In ihren Wachstumsbestrebungen haben sich die Ketten übernommen. 4500 Quadratmeter hat die Hugendubel-Filiale am Tauentzien, die im kommenden Jahr schließen wird. Ein Quadratmeter in dieser Lage kostet Schätzungen zufolge monatlich 240 Euro Miete – zu viel für den von Amazon bedrohten Buchhandel. Mittlerweile liegt die Umsatzrendite oft nur noch zwischen 0,5 und einem Prozent. Auf den Buchtagen 2011 in Berlin hieß es deshalb, die Geschäfte müssten „neue Flächenkonzepte“ entwickeln.

Kiepert hat das längst getan. Zum einen mit der Versandbuchhandlung, die kaum Fläche, nur ein Telefon, einen Computer und außer Kiepert zwei weitere Mitarbeiter benötigt. Zum anderen mit einem Ladengeschäft in der Bauhofstraße, der vorletzten Station auf Kieperts Büchertour. Lediglich 46 Quadratmeter hat der Laden nahe der Humboldt-Uni, dafür eine Mitarbeiterin, die ein Gegenentwurf ist zu den oft ungelernten Kräften der Filialbuchhandlungen: Kristina Hoffmann hat promoviert und kann Studenten in Wissenschaftsnöten gut raten. Von der Buchhandlung aus fährt Kiepert zur Akademie der Wissenschaften weiter. Die Mitarbeiterin, die die Lieferung entgegennimmt, kannte der Händler noch nicht, doch er merkt sich ihren Namen fürs nächste Mal.

Michael Jackson war auch mal da

In einem Interview mit dem „Börsenblatt“, dem Branchenmagazin des Buchhandels, prophezeite der Tchibo-Chef Markus Conrad, der zuvor 15 Jahre lang den Zwischenbuchhändler Libri geleitet hatte, den kleineren Buchläden eine „Renaissance“, wenn sie eine „persönliche Bindung“ zu ihrem Kunden aufbauen würden. Kiepert ist das mit seiner Mischung aus Kompetenz und Keksen längst gelungen. Zu seinen Kunden zählt das Finanzministerium genauso wie eine türkische Familie, die für ihre Kinder Schulmaterialien bestellt.

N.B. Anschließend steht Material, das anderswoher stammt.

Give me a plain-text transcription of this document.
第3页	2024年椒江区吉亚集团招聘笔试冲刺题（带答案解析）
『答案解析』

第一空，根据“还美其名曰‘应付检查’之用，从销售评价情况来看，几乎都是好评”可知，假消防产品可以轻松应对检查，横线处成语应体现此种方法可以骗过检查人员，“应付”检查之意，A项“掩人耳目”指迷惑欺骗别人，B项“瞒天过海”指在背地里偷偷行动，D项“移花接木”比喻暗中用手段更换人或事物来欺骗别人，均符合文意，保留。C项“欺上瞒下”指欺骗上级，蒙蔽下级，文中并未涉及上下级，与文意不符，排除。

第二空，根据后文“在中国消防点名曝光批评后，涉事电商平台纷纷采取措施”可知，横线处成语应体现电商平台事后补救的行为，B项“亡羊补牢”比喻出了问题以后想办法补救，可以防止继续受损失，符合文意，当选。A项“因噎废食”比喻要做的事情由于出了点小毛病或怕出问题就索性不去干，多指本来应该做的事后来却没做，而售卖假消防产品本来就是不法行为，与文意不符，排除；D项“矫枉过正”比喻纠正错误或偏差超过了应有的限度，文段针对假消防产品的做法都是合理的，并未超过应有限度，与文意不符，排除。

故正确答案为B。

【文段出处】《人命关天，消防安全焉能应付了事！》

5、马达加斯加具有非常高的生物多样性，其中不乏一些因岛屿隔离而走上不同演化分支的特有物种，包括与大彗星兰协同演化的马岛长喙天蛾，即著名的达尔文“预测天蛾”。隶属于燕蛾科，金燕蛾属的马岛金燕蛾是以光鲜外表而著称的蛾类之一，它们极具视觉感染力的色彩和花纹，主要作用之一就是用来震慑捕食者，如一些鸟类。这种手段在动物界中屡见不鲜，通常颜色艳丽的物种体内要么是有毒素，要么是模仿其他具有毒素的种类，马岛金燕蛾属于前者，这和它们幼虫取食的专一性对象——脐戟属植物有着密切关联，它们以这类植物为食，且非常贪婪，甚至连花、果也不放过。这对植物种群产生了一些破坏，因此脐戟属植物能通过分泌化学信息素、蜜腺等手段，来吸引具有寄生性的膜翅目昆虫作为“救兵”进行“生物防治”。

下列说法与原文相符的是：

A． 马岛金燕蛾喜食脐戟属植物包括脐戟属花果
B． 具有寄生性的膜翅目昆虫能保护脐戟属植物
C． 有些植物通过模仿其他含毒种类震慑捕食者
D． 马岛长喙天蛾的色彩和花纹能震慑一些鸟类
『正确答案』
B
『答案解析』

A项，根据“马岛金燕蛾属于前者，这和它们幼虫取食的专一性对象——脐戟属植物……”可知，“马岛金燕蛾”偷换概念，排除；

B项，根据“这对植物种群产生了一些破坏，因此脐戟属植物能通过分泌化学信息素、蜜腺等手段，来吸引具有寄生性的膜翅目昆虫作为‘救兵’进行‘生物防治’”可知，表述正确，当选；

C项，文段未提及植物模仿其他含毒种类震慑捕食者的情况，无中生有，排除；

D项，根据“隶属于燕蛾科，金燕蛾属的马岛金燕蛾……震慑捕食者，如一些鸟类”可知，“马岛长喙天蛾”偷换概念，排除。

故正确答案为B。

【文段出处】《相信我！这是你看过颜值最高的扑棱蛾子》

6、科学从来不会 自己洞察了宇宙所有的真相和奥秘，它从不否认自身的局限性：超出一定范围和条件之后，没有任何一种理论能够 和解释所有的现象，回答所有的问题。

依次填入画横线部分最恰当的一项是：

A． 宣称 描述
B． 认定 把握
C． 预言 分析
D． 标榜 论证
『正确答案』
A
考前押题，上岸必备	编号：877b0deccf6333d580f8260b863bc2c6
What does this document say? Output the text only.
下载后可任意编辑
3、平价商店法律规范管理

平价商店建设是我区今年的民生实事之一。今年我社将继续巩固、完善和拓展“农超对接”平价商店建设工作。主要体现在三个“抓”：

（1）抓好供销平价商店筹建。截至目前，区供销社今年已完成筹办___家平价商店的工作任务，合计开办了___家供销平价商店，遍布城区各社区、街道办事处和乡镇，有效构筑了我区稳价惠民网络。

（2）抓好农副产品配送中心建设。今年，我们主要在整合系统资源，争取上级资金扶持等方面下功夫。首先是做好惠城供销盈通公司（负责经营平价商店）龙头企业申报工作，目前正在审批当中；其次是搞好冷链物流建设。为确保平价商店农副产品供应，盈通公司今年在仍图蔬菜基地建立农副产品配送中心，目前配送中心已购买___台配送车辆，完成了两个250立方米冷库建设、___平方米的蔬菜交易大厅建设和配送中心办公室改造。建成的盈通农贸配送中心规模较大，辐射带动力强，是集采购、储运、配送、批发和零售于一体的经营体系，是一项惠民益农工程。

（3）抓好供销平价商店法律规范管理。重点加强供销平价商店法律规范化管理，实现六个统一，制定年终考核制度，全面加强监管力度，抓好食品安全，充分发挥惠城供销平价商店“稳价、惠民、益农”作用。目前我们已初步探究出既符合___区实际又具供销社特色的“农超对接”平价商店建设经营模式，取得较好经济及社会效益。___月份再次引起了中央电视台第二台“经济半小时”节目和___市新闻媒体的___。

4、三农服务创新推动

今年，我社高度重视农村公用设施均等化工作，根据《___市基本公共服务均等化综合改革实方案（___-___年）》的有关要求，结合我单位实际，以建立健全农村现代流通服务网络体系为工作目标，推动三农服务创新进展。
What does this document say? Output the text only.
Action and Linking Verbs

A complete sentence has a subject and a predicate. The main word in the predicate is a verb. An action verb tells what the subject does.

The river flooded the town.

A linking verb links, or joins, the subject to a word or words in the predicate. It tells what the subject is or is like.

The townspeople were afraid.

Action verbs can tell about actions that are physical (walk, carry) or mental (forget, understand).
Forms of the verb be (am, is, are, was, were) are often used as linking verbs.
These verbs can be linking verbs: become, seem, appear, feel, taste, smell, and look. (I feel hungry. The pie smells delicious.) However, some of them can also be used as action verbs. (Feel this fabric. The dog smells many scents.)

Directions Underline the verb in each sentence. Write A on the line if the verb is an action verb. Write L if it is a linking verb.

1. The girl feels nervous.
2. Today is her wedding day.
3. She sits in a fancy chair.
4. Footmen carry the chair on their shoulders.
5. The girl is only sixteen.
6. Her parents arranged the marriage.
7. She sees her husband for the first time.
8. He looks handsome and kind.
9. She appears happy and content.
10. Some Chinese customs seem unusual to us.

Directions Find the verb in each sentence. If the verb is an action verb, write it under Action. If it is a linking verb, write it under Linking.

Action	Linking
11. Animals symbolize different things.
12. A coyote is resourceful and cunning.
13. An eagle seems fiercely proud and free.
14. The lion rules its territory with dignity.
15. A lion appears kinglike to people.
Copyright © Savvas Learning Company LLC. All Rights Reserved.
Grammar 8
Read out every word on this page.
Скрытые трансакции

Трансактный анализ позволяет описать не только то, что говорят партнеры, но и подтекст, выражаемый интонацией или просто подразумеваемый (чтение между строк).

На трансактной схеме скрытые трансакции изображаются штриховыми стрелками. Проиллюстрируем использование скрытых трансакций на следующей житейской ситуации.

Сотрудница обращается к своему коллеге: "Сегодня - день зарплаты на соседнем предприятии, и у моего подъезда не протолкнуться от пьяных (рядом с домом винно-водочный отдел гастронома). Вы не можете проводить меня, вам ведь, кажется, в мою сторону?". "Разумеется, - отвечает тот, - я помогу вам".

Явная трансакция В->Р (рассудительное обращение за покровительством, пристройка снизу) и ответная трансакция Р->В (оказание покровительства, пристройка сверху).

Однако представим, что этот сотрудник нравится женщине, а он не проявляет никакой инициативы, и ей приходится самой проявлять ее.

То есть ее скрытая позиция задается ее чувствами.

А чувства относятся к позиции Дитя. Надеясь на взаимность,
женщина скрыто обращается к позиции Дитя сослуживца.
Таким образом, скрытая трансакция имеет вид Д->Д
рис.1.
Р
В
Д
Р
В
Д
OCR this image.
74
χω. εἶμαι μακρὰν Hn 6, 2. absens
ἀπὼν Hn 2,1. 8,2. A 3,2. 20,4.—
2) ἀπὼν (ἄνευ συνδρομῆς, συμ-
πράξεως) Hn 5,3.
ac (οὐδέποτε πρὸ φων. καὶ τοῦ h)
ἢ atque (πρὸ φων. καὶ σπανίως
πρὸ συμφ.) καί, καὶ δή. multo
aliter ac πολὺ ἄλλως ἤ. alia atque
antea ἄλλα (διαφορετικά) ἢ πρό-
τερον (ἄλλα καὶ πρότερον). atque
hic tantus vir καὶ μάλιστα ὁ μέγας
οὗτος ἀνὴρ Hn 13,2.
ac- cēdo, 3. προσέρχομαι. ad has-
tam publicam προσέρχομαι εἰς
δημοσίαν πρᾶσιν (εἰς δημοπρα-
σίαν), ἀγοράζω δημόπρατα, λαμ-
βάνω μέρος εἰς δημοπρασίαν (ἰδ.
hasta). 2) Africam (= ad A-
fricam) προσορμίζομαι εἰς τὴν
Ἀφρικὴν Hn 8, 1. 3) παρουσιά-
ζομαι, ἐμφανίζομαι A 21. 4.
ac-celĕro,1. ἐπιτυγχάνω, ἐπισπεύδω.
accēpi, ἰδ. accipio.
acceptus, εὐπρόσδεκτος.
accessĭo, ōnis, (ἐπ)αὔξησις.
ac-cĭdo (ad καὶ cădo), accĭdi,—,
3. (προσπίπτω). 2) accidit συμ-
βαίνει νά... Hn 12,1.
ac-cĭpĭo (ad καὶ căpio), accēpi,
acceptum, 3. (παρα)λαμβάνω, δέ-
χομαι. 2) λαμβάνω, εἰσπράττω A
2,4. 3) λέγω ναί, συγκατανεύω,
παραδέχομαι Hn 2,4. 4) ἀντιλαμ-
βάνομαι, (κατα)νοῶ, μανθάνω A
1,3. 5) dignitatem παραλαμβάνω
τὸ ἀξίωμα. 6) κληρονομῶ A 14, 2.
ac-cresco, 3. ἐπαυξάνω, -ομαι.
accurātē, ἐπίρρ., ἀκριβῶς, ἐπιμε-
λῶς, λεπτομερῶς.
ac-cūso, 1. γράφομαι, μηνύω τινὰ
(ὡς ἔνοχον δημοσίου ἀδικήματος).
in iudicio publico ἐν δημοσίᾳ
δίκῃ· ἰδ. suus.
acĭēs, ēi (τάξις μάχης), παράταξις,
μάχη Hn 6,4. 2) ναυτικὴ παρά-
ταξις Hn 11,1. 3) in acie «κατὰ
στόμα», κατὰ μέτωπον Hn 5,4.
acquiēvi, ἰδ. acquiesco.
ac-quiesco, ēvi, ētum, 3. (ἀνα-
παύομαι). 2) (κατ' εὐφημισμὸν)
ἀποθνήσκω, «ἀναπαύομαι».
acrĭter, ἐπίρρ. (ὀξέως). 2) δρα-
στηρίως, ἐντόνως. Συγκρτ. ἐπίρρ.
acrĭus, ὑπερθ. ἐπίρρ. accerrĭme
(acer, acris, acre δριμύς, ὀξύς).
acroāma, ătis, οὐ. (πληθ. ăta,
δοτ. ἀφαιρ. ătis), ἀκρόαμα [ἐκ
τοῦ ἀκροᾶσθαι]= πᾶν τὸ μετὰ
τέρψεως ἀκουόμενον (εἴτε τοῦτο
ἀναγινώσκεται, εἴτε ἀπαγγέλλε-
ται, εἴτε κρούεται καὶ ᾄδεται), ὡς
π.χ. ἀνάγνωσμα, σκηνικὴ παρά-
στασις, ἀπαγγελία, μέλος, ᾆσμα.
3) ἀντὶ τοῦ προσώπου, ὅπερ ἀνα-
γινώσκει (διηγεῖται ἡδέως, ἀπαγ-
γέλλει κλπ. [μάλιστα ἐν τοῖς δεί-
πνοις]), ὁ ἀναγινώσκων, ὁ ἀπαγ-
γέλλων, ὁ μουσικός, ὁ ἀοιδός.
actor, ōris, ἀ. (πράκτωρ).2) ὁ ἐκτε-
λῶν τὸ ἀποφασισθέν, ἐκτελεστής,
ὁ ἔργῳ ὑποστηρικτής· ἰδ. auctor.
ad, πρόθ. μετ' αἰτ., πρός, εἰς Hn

Und noch einer begeisterte sich für Kiepert: Ende der Achtziger war Michael Jackson da, nach Ladenschluss, wie vom Sänger gewünscht. Und weil jeder Kunde König ist, nicht nur der King of Pop, stimmte Kiepert zu. Hinter den Regalen versteckten sich die Mitarbeiter, die einen Blick auf den Star erhaschen wollten. Jackson wanderte umher, wandte sich dann an Kiepert. Wie sich seine Biografie verkaufe, fragte er. Liegt wie Blei, antwortete Kiepert nüchtern, lächelte freundlich und schenkte ihm zum Trost eine Kiepert-Chronik. Und Jackson, der vielleicht zum ersten Mal seit langer Zeit wie ein normaler Mensch behandelt worden war, kam gleich am nächsten Abend wieder.